正犯と共犯
2009年 10月 13日
そのために、「裁判員のための法律知識」のやさしい解説書が出版されるようになりましたが、問題は、法律用語が一般になじみが薄く、素人の常識からは理解できないような「難解」なものがなりあるという点で、そのやさしい解説といっても、法学部の学生にすら難しいことが、一般の人に理解可能かというジレンマがあります。
たとえば、2人以上の者が共同して犯罪を行ったという場合が「共犯」と呼ばれることについては、一般の理解があるといってようでしょうが、「正犯」という用語がでてくると、途端に人々はそれが何を意味するのか、おそらく分らないと思います。「正しい犯罪」というのもおかしいでしょう。実は、「正犯」というのは、ドイツ語の Tater のことで、犯罪の「実行者」を意味します。つまり、自ら犯罪を実行した者が「正犯」で、これに加担する者が「共犯」という分け方です。
そこから、日本の現行刑法は、2人以上共同して犯罪を実行した者が「共同正犯」、人を教唆して犯罪を実行させた者が「教唆犯」、正犯を幇助(援助)した者が「従犯」という形で共犯の類型を定めています(刑法60条以下)。

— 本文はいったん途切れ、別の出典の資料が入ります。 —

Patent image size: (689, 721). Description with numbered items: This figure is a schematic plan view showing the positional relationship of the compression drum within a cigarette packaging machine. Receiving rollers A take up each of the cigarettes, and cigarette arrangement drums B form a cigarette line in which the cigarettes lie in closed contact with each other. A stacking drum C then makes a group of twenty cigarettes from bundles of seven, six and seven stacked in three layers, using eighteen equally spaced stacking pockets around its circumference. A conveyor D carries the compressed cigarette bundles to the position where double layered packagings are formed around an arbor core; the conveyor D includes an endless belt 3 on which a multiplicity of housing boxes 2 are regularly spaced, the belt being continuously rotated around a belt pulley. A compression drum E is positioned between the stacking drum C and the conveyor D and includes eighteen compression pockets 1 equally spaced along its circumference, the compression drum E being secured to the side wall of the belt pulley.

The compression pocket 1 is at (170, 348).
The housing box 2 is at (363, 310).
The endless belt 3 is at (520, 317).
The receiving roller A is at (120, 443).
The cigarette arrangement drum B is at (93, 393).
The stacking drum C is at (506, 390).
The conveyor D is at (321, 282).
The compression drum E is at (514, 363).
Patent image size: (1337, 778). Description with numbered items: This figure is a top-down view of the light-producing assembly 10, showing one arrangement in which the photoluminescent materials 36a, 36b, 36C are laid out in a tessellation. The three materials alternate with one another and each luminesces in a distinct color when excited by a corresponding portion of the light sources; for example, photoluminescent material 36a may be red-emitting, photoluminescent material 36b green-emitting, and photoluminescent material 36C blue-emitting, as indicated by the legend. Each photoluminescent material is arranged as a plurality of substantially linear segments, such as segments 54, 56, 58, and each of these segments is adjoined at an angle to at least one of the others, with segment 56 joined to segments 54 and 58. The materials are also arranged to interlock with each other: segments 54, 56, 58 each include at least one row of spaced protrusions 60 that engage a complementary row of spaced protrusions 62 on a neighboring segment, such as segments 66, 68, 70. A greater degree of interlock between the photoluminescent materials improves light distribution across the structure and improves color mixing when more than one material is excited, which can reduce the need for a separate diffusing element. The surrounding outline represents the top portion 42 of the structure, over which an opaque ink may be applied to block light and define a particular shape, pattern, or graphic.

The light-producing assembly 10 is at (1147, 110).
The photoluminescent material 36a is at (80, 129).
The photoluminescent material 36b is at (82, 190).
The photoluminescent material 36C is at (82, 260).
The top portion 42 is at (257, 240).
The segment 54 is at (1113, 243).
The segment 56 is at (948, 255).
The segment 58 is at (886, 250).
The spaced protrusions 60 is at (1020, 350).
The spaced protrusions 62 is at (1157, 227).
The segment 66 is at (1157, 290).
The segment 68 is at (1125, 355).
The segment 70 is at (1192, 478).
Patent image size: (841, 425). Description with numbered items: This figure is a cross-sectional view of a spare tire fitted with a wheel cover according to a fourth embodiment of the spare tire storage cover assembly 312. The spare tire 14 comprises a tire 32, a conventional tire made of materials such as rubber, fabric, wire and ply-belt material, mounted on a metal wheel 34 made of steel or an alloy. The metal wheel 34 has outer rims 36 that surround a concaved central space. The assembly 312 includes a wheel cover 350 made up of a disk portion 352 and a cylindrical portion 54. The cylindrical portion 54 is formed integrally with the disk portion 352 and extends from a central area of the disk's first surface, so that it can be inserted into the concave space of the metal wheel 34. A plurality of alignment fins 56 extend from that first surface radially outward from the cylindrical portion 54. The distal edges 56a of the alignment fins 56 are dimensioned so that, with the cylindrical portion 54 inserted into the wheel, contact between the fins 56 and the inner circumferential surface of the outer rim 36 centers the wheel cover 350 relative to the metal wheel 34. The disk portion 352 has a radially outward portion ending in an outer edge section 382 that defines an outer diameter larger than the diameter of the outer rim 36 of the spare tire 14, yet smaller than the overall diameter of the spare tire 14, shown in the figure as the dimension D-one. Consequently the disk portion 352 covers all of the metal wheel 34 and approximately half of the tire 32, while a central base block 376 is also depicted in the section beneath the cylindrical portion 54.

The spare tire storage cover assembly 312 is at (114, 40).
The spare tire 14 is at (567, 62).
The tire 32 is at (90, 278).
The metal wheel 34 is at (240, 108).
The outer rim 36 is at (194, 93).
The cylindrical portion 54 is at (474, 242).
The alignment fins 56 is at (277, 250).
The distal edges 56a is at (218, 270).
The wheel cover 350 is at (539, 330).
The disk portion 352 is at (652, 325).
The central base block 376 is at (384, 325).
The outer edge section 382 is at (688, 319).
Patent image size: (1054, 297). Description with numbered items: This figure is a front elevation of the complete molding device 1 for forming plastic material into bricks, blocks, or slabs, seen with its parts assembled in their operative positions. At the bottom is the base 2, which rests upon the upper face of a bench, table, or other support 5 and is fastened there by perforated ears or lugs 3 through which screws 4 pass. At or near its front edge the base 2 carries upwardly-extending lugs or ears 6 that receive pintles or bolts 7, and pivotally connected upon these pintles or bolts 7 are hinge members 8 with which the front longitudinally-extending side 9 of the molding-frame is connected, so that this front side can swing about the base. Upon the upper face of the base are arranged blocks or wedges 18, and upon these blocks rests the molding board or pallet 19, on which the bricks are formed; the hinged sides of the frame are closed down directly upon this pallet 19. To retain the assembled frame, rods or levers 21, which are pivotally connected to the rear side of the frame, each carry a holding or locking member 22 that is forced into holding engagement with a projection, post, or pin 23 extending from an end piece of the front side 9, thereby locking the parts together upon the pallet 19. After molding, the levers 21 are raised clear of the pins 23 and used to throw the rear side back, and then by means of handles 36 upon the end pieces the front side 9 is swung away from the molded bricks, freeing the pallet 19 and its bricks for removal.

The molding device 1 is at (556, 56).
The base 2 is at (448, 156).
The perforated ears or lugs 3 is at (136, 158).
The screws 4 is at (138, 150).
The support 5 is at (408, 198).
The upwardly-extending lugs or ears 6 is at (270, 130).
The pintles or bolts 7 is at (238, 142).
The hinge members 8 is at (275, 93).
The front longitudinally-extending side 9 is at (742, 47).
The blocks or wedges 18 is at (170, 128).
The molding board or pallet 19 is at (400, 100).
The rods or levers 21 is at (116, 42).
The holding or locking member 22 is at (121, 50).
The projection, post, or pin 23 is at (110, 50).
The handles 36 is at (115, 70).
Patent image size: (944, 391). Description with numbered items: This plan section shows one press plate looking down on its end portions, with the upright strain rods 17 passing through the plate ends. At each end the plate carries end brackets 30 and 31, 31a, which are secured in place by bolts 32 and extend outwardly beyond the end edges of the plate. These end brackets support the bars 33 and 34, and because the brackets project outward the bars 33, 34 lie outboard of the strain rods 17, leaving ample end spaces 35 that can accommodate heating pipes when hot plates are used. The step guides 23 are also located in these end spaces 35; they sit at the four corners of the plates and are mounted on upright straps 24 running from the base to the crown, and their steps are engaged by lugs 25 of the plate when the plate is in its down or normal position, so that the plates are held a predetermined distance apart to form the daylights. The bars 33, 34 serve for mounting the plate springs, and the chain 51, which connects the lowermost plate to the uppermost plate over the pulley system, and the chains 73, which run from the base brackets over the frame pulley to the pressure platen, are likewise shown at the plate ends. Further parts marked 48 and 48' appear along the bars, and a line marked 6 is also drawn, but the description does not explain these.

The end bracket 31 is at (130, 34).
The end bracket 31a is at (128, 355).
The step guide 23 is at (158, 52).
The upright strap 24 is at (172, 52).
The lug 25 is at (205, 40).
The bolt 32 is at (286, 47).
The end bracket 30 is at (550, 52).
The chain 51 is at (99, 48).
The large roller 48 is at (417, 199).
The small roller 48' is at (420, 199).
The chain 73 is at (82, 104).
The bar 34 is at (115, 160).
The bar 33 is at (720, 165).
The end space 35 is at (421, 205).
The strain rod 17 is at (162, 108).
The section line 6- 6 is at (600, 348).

ところが、お隣の中国では、「共犯」という用語は使われず、「共同犯罪」という名の下に、犯罪集団を指導した者を「主犯」とし、補助的な役割を果した者を「従犯」とした上で、「教唆犯」の規定も設けています。ここでは「正犯と共犯」ではなく、「主犯と従犯」という区別の方法が採られています。そのような分類の相違と関係について、今度中国へ行って話してくる予定です。